In short: I think you should perform some tests on a representative subset of your data (for example, load just 45 QVDs) and see what works best for you.

datanibbler
Champion
Champion
Author

Thanks Peter!

Well, I have done some "testing" on my local laptop - taking the time on a copy of the real data.

It's only about 1.000 rows in one qvd, some more, some less - depends on how much has been done that day 😉

Indeed, putting all Deltas from 2017 into one (using FIELDNAME() since the exact date is in the name of every one saves a lot of time, especially because the whole bunch of Deltas is for some reason loaded twice, concatenating, with slightly different filters ...
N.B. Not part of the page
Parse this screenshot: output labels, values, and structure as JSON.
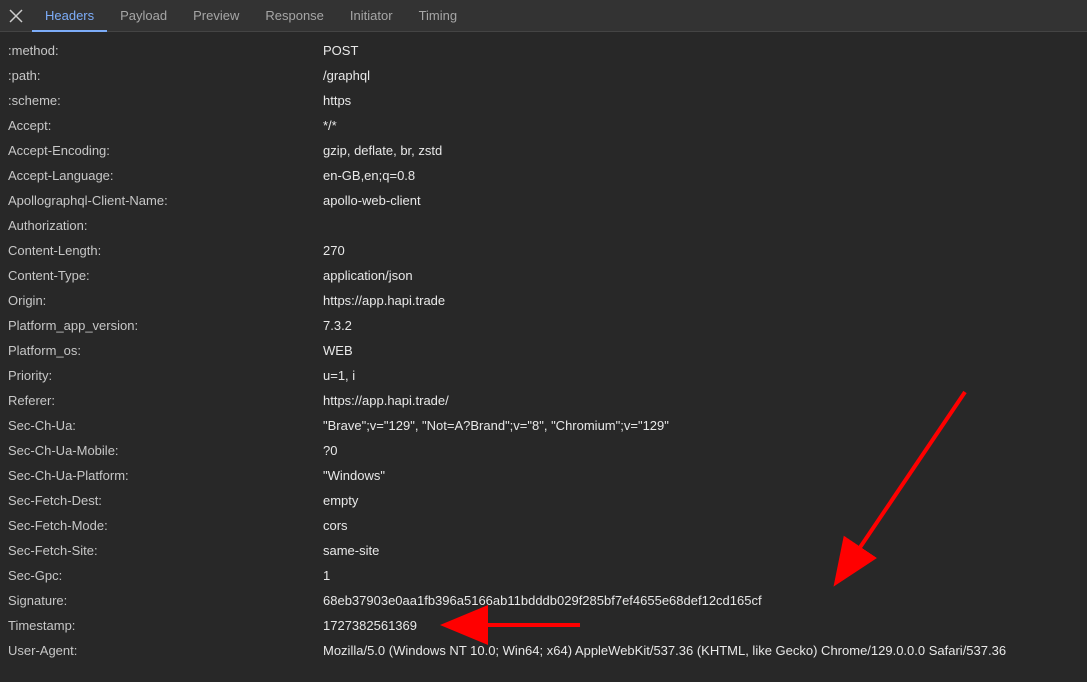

Because of the filters I guess there are two options: The easier one would be to just merge all 2017 Deltas into one with no filtering so far - so the script can be left unchanged (just loading every qvd available in that place with an *), but the filtering will still have to be done, so the LOAD won't be optimized.

<=> The other option would be more complicated since the Deltas from 2017 can then be loaded optimized, but those from 2018 will still have to be filtered.

Since the time I spend to implement these optimizations is also an issue, I think I will go for the first option.

Thanks a lot!

Best regards,

DataNibbler

datanibbler
Champion
Champion
Author

Optimizing the LOAD without altering the script in any way has another charm: I can't be sure that no other script makes use of these Delta-LOADs as they are in a "global" directory that can, in principle, be accessed by any of our apps. But if there is no need to alter the script and that " LOAD * " will still do, there can't be any error anywhere else.